Lack of numbers is a problem but at the same time a blessing because they require fewer resources to implement things to be available for everyone. This means they can cut some costs and afford more inefficiencies, working with smaller ore mines or sticking to other means of resource extraction, like electrolysis of basalt which surprisingly contains plenty of stuff Basalt::Geochemistry and despite processes are more energy-intensive(not necessarily by much, but 2x) but at the same time it slashing costs on a lot of things and just saying roads and transportation does not describe situation deep enough. And one still can afford to be a little bit wasteful and still sustain this activity on local resources.
Clay bricks may require finding proper clay deposits, but the same basalt can be cast in bricks - again maybe a little bit wasteful, but hey it won't be like in Rome when buildings were crumbling cuz someone slashed costs on baking the bricks, those basalt bricks will last for ages, and if one casts them as lego blocks like wavy surface they may not even need mortar to make a building, meaning those bricks can be a reusable material.
So a little bit of creativity and unorthodox(from a modern or historical point of view) technological thinking can bring decent results.
- seems I didn't address it well enough, carried away by technologies and bootstrapping
here I have a little bit of problem in terms what do you mean by walled city and hope you may draw some estimations from technological capacities.
But let's say a middle-aged city with a wall - there is a choice to make - one can spend a hundred years to make one from nearby rocks, castles were done in that ways, or invest some time to make tools which will make the thing easier and less dependant on proper stones laying around.
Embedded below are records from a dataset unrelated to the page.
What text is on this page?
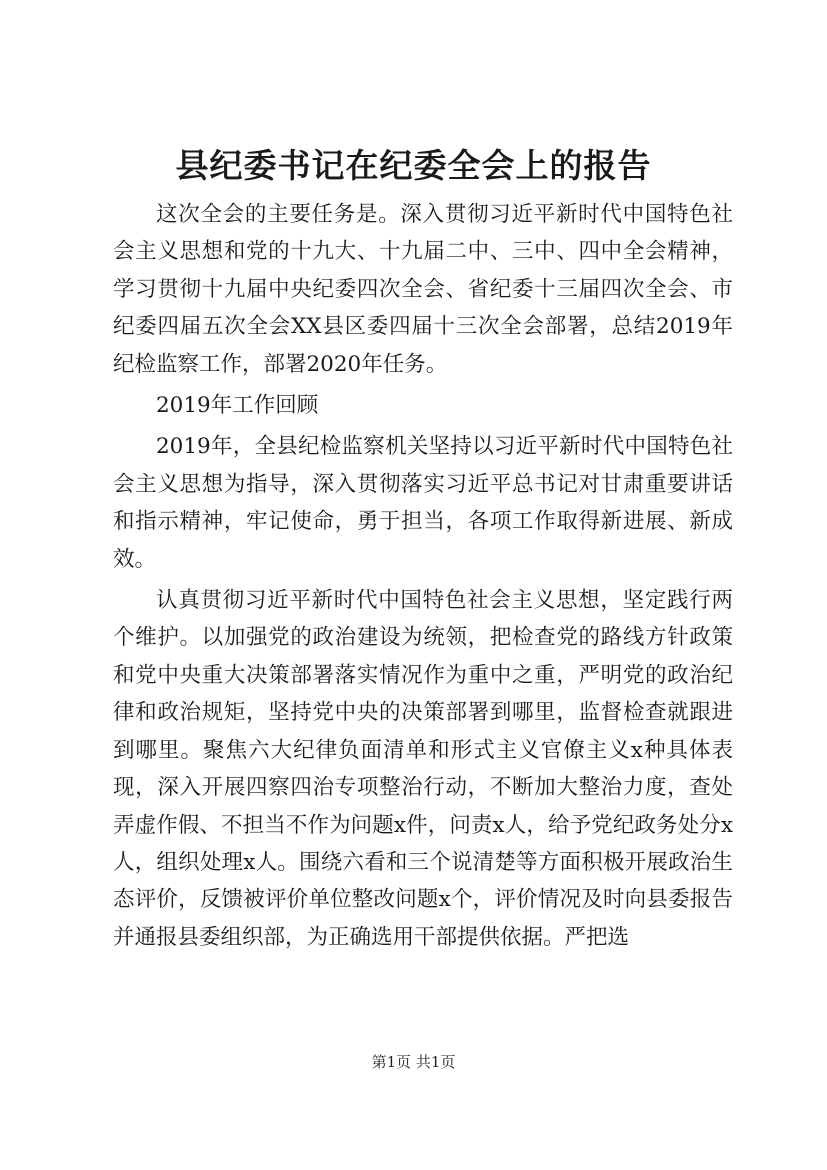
县纪委书记在纪委全会上的报告

这次全会的主要任务是。深入贯彻习近平新时代中国特色社会主义思想和党的十九大、十九届二中、三中、四中全会精神，学习贯彻十九届中央纪委四次全会、省纪委十三届四次全会、市纪委四届五次全会XX县区委四届十三次全会部署，总结2019年纪检监察工作，部署2020年任务。

2019年工作回顾

2019年，全县纪检监察机关坚持以习近平新时代中国特色社会主义思想为指导，深入贯彻落实习近平总书记对甘肃重要讲话和指示精神，牢记使命，勇于担当，各项工作取得新进展、新成效。

认真贯彻习近平新时代中国特色社会主义思想，坚定践行两个维护。以加强党的政治建设为统领，把检查党的路线方针政策和党中央重大决策部署落实情况作为重中之重，严明党的政治纪律和政治规矩，坚持党中央的决策部署到哪里，监督检查就跟进到哪里。聚焦六大纪律负面清单和形式主义官僚主义x种具体表现，深入开展四察四治专项整治行动，不断加大整治力度，查处弄虚作假、不担当不作为问题x件，问责x人，给予党纪政务处分x人，组织处理x人。围绕六看和三个说清楚等方面积极开展政治生态评价，反馈被评价单位整改问题x个，评价情况及时向县委报告并通报县委组织部，为正确选用干部提供依据。严把选

第1页 共1页
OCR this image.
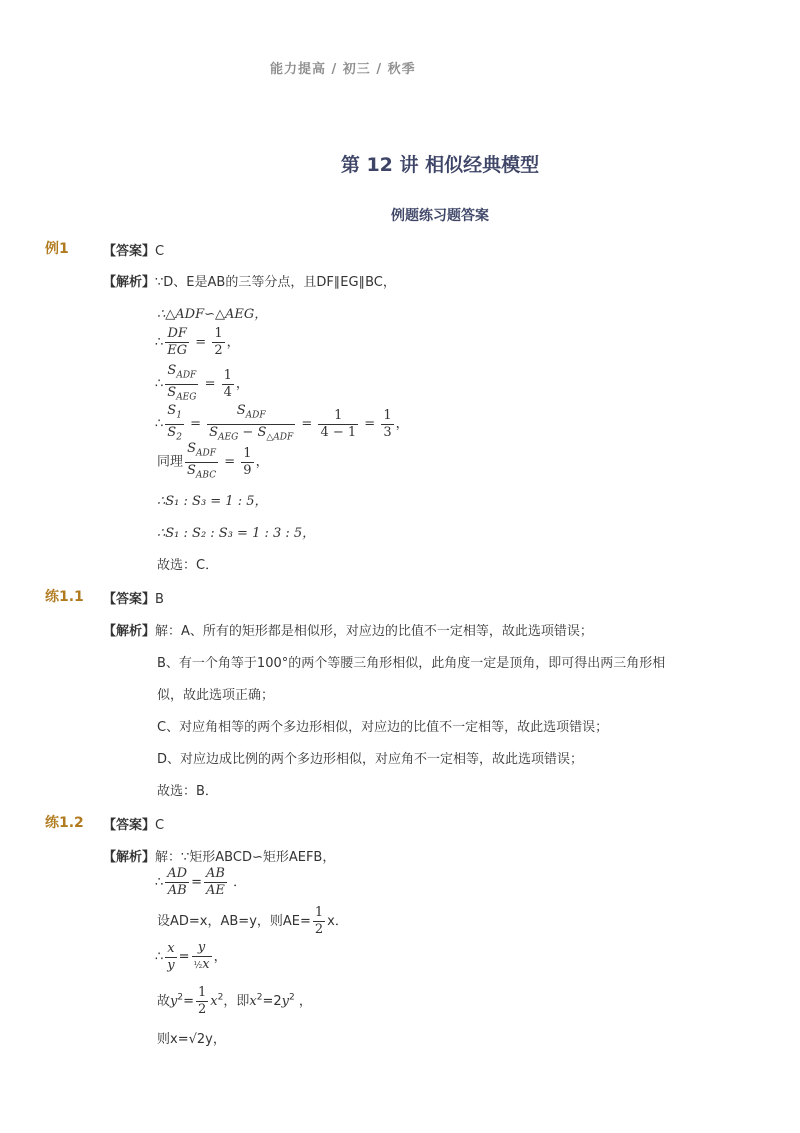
能力提高 / 初三 / 秋季
第 12 讲 相似经典模型
例题练习题答案
例1	【答案】C
【解析】∵D、E是AB的三等分点，且DF∥EG∥BC，
∴△ADF∽△AEG，
∴ $\frac{DF}{EG} = \frac{1}{2}$ ，
∴ $\frac{S_{ADF}}{S_{AEG}} = \frac{1}{4}$ ，
∴ $\frac{S_1}{S_2} = \frac{S_{ADF}}{S_{AEG} - S_{\triangle ADF}} = \frac{1}{4 - 1} = \frac{1}{3}$ ，
同理 $\frac{S_{ADF}}{S_{ABC}} = \frac{1}{9}$ ，
∴S₁ : S₃ = 1 : 5，
∴S₁ : S₂ : S₃ = 1 : 3 : 5，
故选：C．
练1.1 【答案】B
【解析】解：A、所有的矩形都是相似形，对应边的比值不一定相等，故此选项错误；
B、有一个角等于100°的两个等腰三角形相似，此角度一定是顶角，即可得出两三角形相
似，故此选项正确；
C、对应角相等的两个多边形相似，对应边的比值不一定相等，故此选项错误；
D、对应边成比例的两个多边形相似，对应角不一定相等，故此选项错误；
故选：B．
练1.2 【答案】C
【解析】解：∵矩形ABCD∽矩形AEFB，
∴ $\frac{AD}{AB} = \frac{AB}{AE}$ ．
设AD=x，AB=y，则$AE= \frac{1}{2}$ x．
∴ $\frac{x}{y} = \frac{y}{\text{½x}}$ ，
故$y^2= \frac{1}{2} x^2$，即$x^2=2y^2$ ，
则x=√2y，
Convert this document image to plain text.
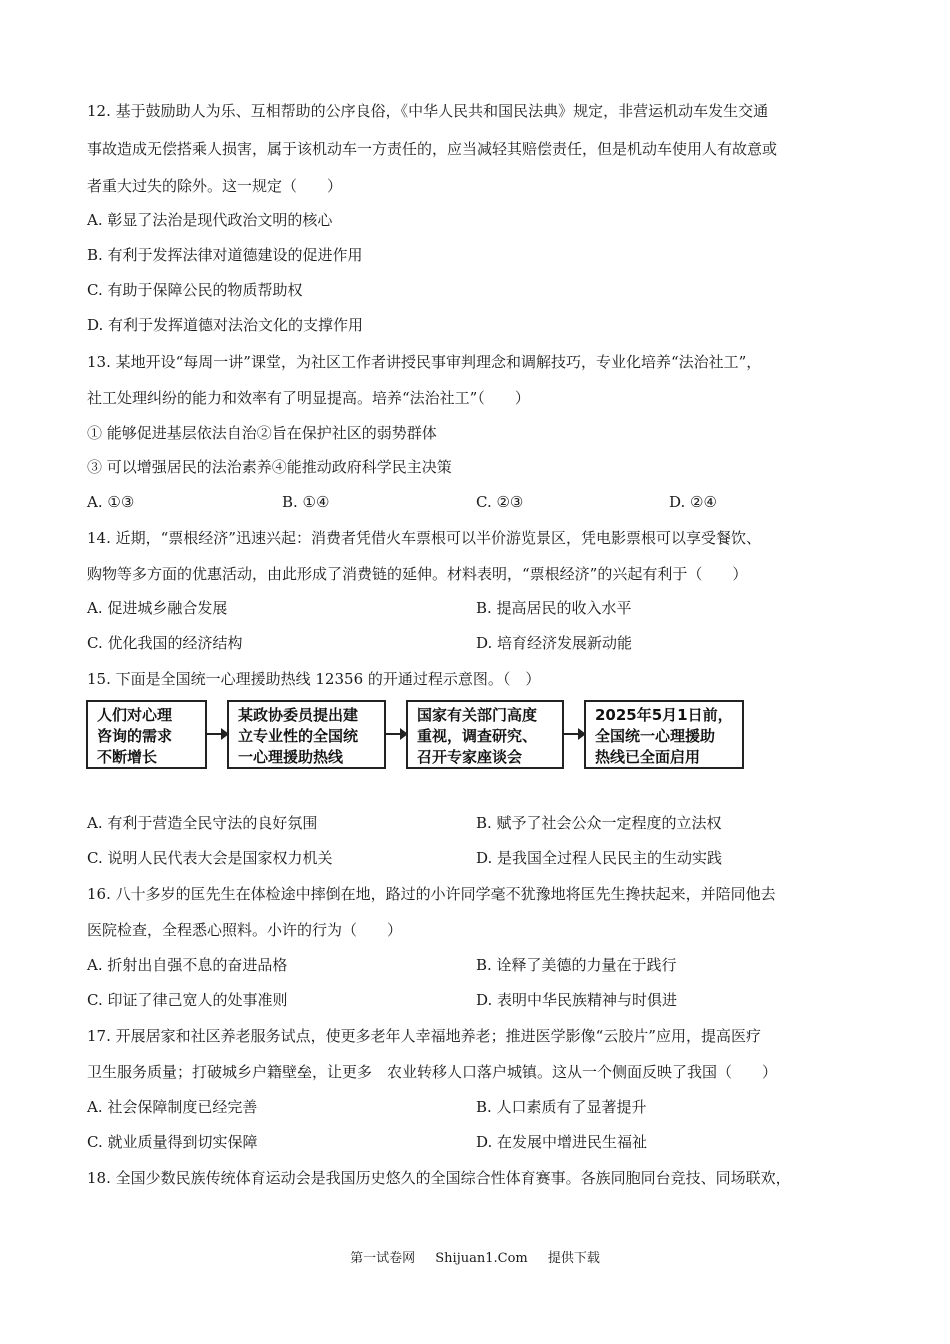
12. 基于鼓励助人为乐、互相帮助的公序良俗，《中华人民共和国民法典》规定，非营运机动车发生交通
事故造成无偿搭乘人损害，属于该机动车一方责任的，应当减轻其赔偿责任，但是机动车使用人有故意或
者重大过失的除外。这一规定（　　）
A. 彰显了法治是现代政治文明的核心
B. 有利于发挥法律对道德建设的促进作用
C. 有助于保障公民的物质帮助权
D. 有利于发挥道德对法治文化的支撑作用
13. 某地开设“每周一讲”课堂，为社区工作者讲授民事审判理念和调解技巧，专业化培养“法治社工”，
社工处理纠纷的能力和效率有了明显提高。培养“法治社工”（　　）
① 能够促进基层依法自治②旨在保护社区的弱势群体
③ 可以增强居民的法治素养④能推动政府科学民主决策
A. ①③	B. ①④	C. ②③	D. ②④
14. 近期，“票根经济”迅速兴起：消费者凭借火车票根可以半价游览景区，凭电影票根可以享受餐饮、
购物等多方面的优惠活动，由此形成了消费链的延伸。材料表明，“票根经济”的兴起有利于（　　）
A. 促进城乡融合发展	B. 提高居民的收入水平
C. 优化我国的经济结构	D. 培育经济发展新动能
15. 下面是全国统一心理援助热线 12356 的开通过程示意图。（　）
人们对心理
咨询的需求
不断增长
某政协委员提出建
立专业性的全国统
一心理援助热线
国家有关部门高度
重视，调查研究、
召开专家座谈会
2025年5月1日前，
全国统一心理援助
热线已全面启用
A. 有利于营造全民守法的良好氛围	B. 赋予了社会公众一定程度的立法权
C. 说明人民代表大会是国家权力机关	D. 是我国全过程人民民主的生动实践
16. 八十多岁的匡先生在体检途中摔倒在地，路过的小许同学毫不犹豫地将匡先生搀扶起来，并陪同他去
医院检查，全程悉心照料。小许的行为（　　）
A. 折射出自强不息的奋进品格	B. 诠释了美德的力量在于践行
C. 印证了律己宽人的处事准则	D. 表明中华民族精神与时俱进
17. 开展居家和社区养老服务试点，使更多老年人幸福地养老；推进医学影像“云胶片”应用，提高医疗
卫生服务质量；打破城乡户籍壁垒，让更多　农业转移人口落户城镇。这从一个侧面反映了我国（　　）
A. 社会保障制度已经完善	B. 人口素质有了显著提升
C. 就业质量得到切实保障	D. 在发展中增进民生福祉
18. 全国少数民族传统体育运动会是我国历史悠久的全国综合性体育赛事。各族同胞同台竞技、同场联欢，
第一试卷网 Shijuan1.Com 提供下载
Things depend on choices and the environment. if it is an outpost-like situation, when you build a wall against animals or other stuff - then things do not allow that much freedom in terms of slacking off and build tools, you start building your wall straight away.
a thousand people can build a walled city for their size, even a hundred may and in some places did.
At 100k city a wall loses its meaning if it is against an intelligent enemy.
so depends on the purpose and environment but 100 to 100k they are all capable to build this or another version of walled settlements.
when we talk about the fastest way to do so then it needs more specifics but it is not necessarily possible to say that technology is always a faster way to do so, or more technology is a faster way. it more like a balance of what makes sense and how big is the task, what the end goal is, and there is no general answer. here is plenty of examples where simpler technologies do provide a satisfactory result with much lesser efforts than more advanced one which does the same.
10k is a good population number it allows plenty of things to be done, in different ways - old old, old, modern, or bootstrapping.